Rumblings began as we were finishing lunch. I refused to be cowtowed by a stomach whining about only slightly hot chili sause. I retaliated by drinking a glass of coke. Before long, however, it was clear that I was going to need to beat a hasty retreat back at the condo.
This, it turns out, was to be simply a shot across the bow(el?). By Thursday, I was miserable. I have not felt so badly in a very long time. I put on a brave face as we drove north from Santa Fe towards Los Alamos to Bandelier National Monument.
The drive itself, aside from the crippling fear of soiling myself, was gorgeous. Mountains are not really my thing, but the cedar covered ranges made for astounding scenery. At a certain point, we passed the entry to the national laboratory where Einstein worked with the Manhatten Project. And then we made our way down a deep valley in which we would be introduced to about 1600 years of American history.
The monument is located in an area that in ancient times was covered in a rock made from densely packed volcanic ash called tuf. The tuf looks much like sandstone, and erodes at least as easily. As the elements did their work, the walls of the canyon became pitted with holes. Centuries later, the ancesters of the Pueblo Indians would come to this valley and build homes in the tuf as well. Some build home in the easily excavated valley floor and covered the tops with mud. Some made homes directly into the sheer walls of the canyon. They were drawn there by abundant wildlife, fresh water, and fertile soil for corn. It is unknown why they eventually left, but the area was already abandoned when the Spanish arrived.
Mom and I explored the valley for an hour or so, and then needing the bathroom, headed back toward the visitor center. On the way Mom tripped and took a spill, scraped up her knee, and rendered her a cripple. We made quite a pair.

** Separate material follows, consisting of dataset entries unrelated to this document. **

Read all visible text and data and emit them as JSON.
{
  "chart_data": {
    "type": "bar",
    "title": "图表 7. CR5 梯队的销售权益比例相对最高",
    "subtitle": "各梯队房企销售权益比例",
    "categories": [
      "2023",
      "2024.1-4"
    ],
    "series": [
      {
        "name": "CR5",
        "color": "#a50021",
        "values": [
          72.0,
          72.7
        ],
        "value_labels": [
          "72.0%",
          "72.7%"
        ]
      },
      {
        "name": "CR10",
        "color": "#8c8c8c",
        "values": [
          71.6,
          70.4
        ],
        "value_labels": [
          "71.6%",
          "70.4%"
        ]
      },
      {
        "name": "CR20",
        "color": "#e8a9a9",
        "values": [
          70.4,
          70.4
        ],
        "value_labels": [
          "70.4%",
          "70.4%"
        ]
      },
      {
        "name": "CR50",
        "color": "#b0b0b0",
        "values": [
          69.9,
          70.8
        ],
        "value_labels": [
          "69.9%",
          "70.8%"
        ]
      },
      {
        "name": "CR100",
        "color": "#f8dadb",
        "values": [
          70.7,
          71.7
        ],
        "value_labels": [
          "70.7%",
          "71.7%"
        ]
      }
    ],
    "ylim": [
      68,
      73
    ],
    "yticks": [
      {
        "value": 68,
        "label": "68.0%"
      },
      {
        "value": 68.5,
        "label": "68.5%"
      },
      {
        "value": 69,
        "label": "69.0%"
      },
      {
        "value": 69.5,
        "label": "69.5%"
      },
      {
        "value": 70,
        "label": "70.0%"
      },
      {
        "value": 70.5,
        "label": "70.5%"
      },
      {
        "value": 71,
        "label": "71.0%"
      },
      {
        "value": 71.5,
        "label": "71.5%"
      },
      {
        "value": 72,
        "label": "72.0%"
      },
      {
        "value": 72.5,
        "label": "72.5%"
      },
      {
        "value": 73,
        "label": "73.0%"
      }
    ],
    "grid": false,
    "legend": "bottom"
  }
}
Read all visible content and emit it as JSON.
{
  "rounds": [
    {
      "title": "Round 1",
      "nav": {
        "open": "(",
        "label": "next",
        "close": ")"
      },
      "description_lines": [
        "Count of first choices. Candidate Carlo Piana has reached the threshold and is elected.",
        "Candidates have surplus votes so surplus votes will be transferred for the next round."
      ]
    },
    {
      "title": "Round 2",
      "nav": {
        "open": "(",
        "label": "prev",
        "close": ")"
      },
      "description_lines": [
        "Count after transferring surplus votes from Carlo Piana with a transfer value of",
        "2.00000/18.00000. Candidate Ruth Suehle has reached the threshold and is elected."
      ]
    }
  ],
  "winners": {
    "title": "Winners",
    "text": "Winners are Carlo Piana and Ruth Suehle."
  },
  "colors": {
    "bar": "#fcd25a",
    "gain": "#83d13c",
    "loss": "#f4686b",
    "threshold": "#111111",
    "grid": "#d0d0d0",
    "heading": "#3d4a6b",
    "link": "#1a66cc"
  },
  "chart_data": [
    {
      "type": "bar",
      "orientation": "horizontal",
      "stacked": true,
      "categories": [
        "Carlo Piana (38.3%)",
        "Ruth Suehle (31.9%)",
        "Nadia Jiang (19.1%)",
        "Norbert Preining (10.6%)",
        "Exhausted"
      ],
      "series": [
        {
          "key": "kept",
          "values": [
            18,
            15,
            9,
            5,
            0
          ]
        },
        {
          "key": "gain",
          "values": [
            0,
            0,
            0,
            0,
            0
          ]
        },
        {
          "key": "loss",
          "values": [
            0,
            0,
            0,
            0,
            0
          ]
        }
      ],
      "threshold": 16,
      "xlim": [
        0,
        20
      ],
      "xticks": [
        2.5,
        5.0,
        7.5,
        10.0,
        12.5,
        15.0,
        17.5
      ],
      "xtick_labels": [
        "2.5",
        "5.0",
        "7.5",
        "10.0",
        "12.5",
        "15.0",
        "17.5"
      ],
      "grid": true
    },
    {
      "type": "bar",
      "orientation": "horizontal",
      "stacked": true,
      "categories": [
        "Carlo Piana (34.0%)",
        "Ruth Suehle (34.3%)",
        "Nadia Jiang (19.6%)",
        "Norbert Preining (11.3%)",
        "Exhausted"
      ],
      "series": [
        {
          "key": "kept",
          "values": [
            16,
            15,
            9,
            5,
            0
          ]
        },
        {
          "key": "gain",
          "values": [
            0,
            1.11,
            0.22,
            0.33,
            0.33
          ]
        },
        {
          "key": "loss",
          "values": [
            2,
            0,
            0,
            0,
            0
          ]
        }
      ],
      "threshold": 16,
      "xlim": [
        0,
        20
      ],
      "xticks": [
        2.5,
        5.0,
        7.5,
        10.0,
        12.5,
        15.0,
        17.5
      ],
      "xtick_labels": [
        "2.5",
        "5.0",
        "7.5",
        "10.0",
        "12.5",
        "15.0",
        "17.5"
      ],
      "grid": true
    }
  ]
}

With my stomach still in revolt and Mom bleeding through the knee of her jeans, we decided we had better go home. We made it there without incident, and we stayed there the rest of the day. After lots of sleep and attempts at rehydration, I felt a good deal better this morning when we left to find a Walmart so we could better bandage Mom's knee, and then to the local Cathedral.
The Cathedral of St. Francis is currently in its fifth instanciation on the current site. Originally an adobe church, it is now a large brick structure in historic Santa Fe. One enters through two enormous bronze doors. The inside is marked by a curious combination of old and new, European and Indigenous. The windows are old traditional stained glass, the stations of the cross a more modern and indigenous style. The sanctuary has a large reardos featuring saints from the new world. Beneath the sanctuary the graves of many of the Archbishops of Santa Fe. In a chapel to the left of the sanctuary, the faithful are encouraged to venerate Our Lady of the Conquest. The statue therein is the oldest carving of Our Lady in the United States.
We spent time there to pray and then did a little shopping and wandering. The gem we found today was a little photography gallery featuring a number of pieces by Ansel Adams. By the time we were done there we were both running out of steam. We headed home for a nap, and I am pleased to report that I now appear to be fully returned to health and will shortly be going out to take vengeance on my treacherous bowels.
Tomorrow we head for home. We haven't decided if this will be a one day or two day trip. If we see anything interesting on the way, I will be sure to let you know.